Friday, November 2, 2018
C.A. Limits Bar on Later Testimony by Judges On Proceedings That Were Before Them
There’s No Applicability, Opinion Says, to Acting as a Witness in Administrative Hearing
By a MetNews Staff Writer
The Evidence Code section that bars a judicial officer from testifying in a subsequent “civil proceeding” as to what was said or done in a matter before him or her does not preclude testimony in a later administrative proceeding, the Third District Court of Appeal has declared.
Wednesday’s decision came in the case of attorney Pamela J. Palmieri who was fired on Dec. 13, 2010, by the California Department of Corrections and Rehabilitation. Palmieri—who, among other things, handled disciplinary cases against prison guards—was accused of being sassy to administrative law judges (“ALJ”s), habitually tardy—arriving at a hearing one day two hours late—as well as lying to an ALJ in one instance, being abusive toward a coworker on another occasion, and other misconduct.
She appealed to the State Personnel Board. Given that its own administrative law judges were potential witnesses, an ALJ with the Office of Administrative Hearings conducted the evidentiary hearing, which stretched over 21 days.
Testimony against Palmieri included that of two Department of Corrections ALJs.
The ALJ who conducted the hearing on the discharge from employment sustained four of the 12 counts but slashed the discipline to a 30-day suspension.
The four counts entailed belligerence toward an ALJ when he took her to task for arriving late for an afternoon session and her fabrication that a supervisor told her she could take an hour for lunch no matter what time limit an ALJ imposed; a pattern of tardiness; a proclivity for wandering off from the office during the work day and taking the stance that, as an attorney, she could make her own hours; and her offensive conduct toward the co-worker, a woman in the Personnel Office.
As to the latter episode, the hearing officer found that Palmieri’s “screaming, demanding, and profanity laced tirade at the personnel staff was outrageous and cruel.”
The State Personnel Board ultimately decided that termination of employment was warranted, finding that Palmieri’s “seamless excuses do not portray a person who recognizes that her actions are unacceptable.”
Sacramento Superior Court Judge Christopher E. Krueger denied a petition for a writ of administrative mandamus and the Court of Appeal affirmed, in an opinion by Acting Presiding Justice Elana Duarte.
Palmieri maintained on appeal that the board erred in admitting testimony of two ALJs in light of Evidence Code §703.5, which says, in part:
“No person presiding at any judicial or quasi-judicial proceeding...shall be competent to testify, in any subsequent civil proceeding, as to any statement, conduct, decision, or ruling, occurring at or in conjunction with the prior proceeding….”
Not ‘Civil Proceeding’
An administrative hearing, Duarte said, is not a “civil proceeding.” She explained:
“The administrative state as we now know it did not begin to rise in full flow until the New Deal….It operates distinctly apart from ordinary civil law principles.

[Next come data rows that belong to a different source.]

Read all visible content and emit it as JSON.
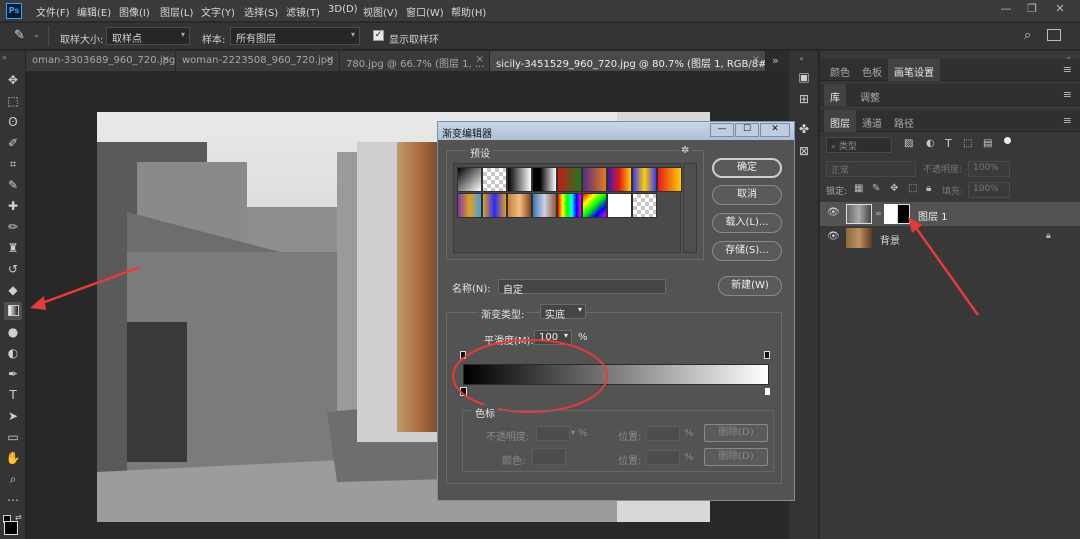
{
  "app": {
    "logo": "Ps"
  },
  "menu": [
    "文件(F)",
    "编辑(E)",
    "图像(I)",
    "图层(L)",
    "文字(Y)",
    "选择(S)",
    "滤镜(T)",
    "3D(D)",
    "视图(V)",
    "窗口(W)",
    "帮助(H)"
  ],
  "window_controls": [
    "—",
    "❐",
    "✕"
  ],
  "options_bar": {
    "tool_icon": "eyedropper-icon",
    "sample_size_label": "取样大小:",
    "sample_size_value": "取样点",
    "sample_label": "样本:",
    "sample_value": "所有图层",
    "show_ring_label": "显示取样环",
    "show_ring_checked": true
  },
  "tabs": [
    {
      "label": "oman-3303689_960_720.jpg",
      "active": false
    },
    {
      "label": "woman-2223508_960_720.jpg",
      "active": false
    },
    {
      "label": "780.jpg @ 66.7% (图层 1, ...",
      "active": false
    },
    {
      "label": "sicily-3451529_960_720.jpg @ 80.7% (图层 1, RGB/8#) *",
      "active": true
    }
  ],
  "tabs_overflow": "»",
  "toolbar": {
    "tools": [
      "move-icon",
      "marquee-icon",
      "lasso-icon",
      "quick-select-icon",
      "crop-icon",
      "eyedropper-icon",
      "healing-icon",
      "brush-icon",
      "stamp-icon",
      "history-brush-icon",
      "eraser-icon",
      "gradient-icon",
      "blur-icon",
      "dodge-icon",
      "pen-icon",
      "type-icon",
      "path-select-icon",
      "rectangle-icon",
      "hand-icon",
      "zoom-icon",
      "more-icon"
    ],
    "selected_tool": "gradient-icon"
  },
  "right_panel": {
    "top_tabs": [
      "颜色",
      "色板",
      "画笔设置"
    ],
    "top_tabs_active": 2,
    "lib_tabs": [
      "库",
      "调整"
    ],
    "lib_tabs_active": 0,
    "layer_tabs": [
      "图层",
      "通道",
      "路径"
    ],
    "layer_tabs_active": 0,
    "search_placeholder": "类型",
    "blend_mode": "正常",
    "opacity_label": "不透明度:",
    "opacity_value": "100%",
    "lock_label": "锁定:",
    "fill_label": "填充:",
    "fill_value": "100%",
    "layers": [
      {
        "name": "图层 1",
        "has_mask": true,
        "selected": true,
        "locked": false
      },
      {
        "name": "背景",
        "has_mask": false,
        "selected": false,
        "locked": true
      }
    ]
  },
  "dialog": {
    "title": "渐变编辑器",
    "presets_label": "预设",
    "buttons": {
      "ok": "确定",
      "cancel": "取消",
      "load": "载入(L)...",
      "save": "存储(S)...",
      "new": "新建(W)"
    },
    "name_label": "名称(N):",
    "name_value": "自定",
    "type_label": "渐变类型:",
    "type_value": "实底",
    "smooth_label": "平滑度(M):",
    "smooth_value": "100",
    "smooth_unit": "%",
    "stops_section": "色标",
    "opacity_label": "不透明度:",
    "opacity_unit": "%",
    "location_label": "位置:",
    "location_unit": "%",
    "delete_label": "删除(D)",
    "color_label": "颜色:",
    "location2_label": "位置:",
    "location2_unit": "%",
    "delete2_label": "删除(D)",
    "gradient_start_color": "#000000",
    "gradient_end_color": "#ffffff",
    "presets": [
      "linear-gradient(135deg,#000,#fff)",
      "checker",
      "linear-gradient(90deg,#000,#fff)",
      "linear-gradient(90deg,#000,#000 30%,#fff)",
      "linear-gradient(90deg,#c41a1a,#1d7a1d)",
      "linear-gradient(90deg,#5a2a8a,#e47a1a)",
      "linear-gradient(90deg,#3a1ab0,#e41a1a,#ffd000)",
      "linear-gradient(90deg,#3a3aff,#ffd000,#3a3aff)",
      "linear-gradient(90deg,#e41a1a,#ffd000)",
      "linear-gradient(90deg,#7a3ab0,#e4a01a,#3aa0e4)",
      "linear-gradient(90deg,#e4a01a,#2a2aff,#e4a01a)",
      "linear-gradient(90deg,#c7803a,#f0c080,#804020)",
      "linear-gradient(90deg,#3a7ab0,#d0d0e0,#8a5a3a)",
      "linear-gradient(90deg,#ff0000,#ffff00,#00ff00,#00ffff,#0000ff,#ff00ff)",
      "linear-gradient(135deg,#ff0000,#ffff00,#00ff00,#0000ff,#ff00ff)",
      "linear-gradient(90deg,#ffffff,#ffffff)",
      "checker"
    ]
  }
}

An administrative hearing before the Board is neither a civil action nor a special proceeding because it is not a judicial hearing….
“We have repeatedly rejected the view that an administrative proceeding is a form of civil action.”
The jurist added:
“If the Legislature wanted to encompass subsequent administrative proceedings within the evidentiary limitations provided by section 703.5, it would expressly so have provided, because we presume the Legislature is aware of the decisions…holding that administrative proceedings are not civil actions.”
The opinion also says that “there was ample evidence of Palmieri’s dishonesty.”
State Bar’s Jurisdiction
The lawyer noted that some of the charges entailed unprofessional conduct and argued that these matters are within the purview of the State Bar. Duarte responded:
“Her view is that the existence of the State Bar disciplinary system precludes her employer from disciplining her for actions while practicing law. But under her theory, no employer of an attorney could ever impose discipline for ethical lapses occurring during the practice of law. We reject this view.”
Duarte said that “some of her conduct, such as misleading a quasi-judicial officer, may well present grounds for the State Bar to investigate her,” adding in a footnote:
“The record does not show whether such an investigation has yet taken place.”
The State Bar website reveals no pending disciplinary charges but does reflect a private reproval in 1992 and an 11 month suspension in 2005 for failing to pay State Bar dues.
The case is Palmieri v. California State Personnel Board, 18 S.O.S. 5229.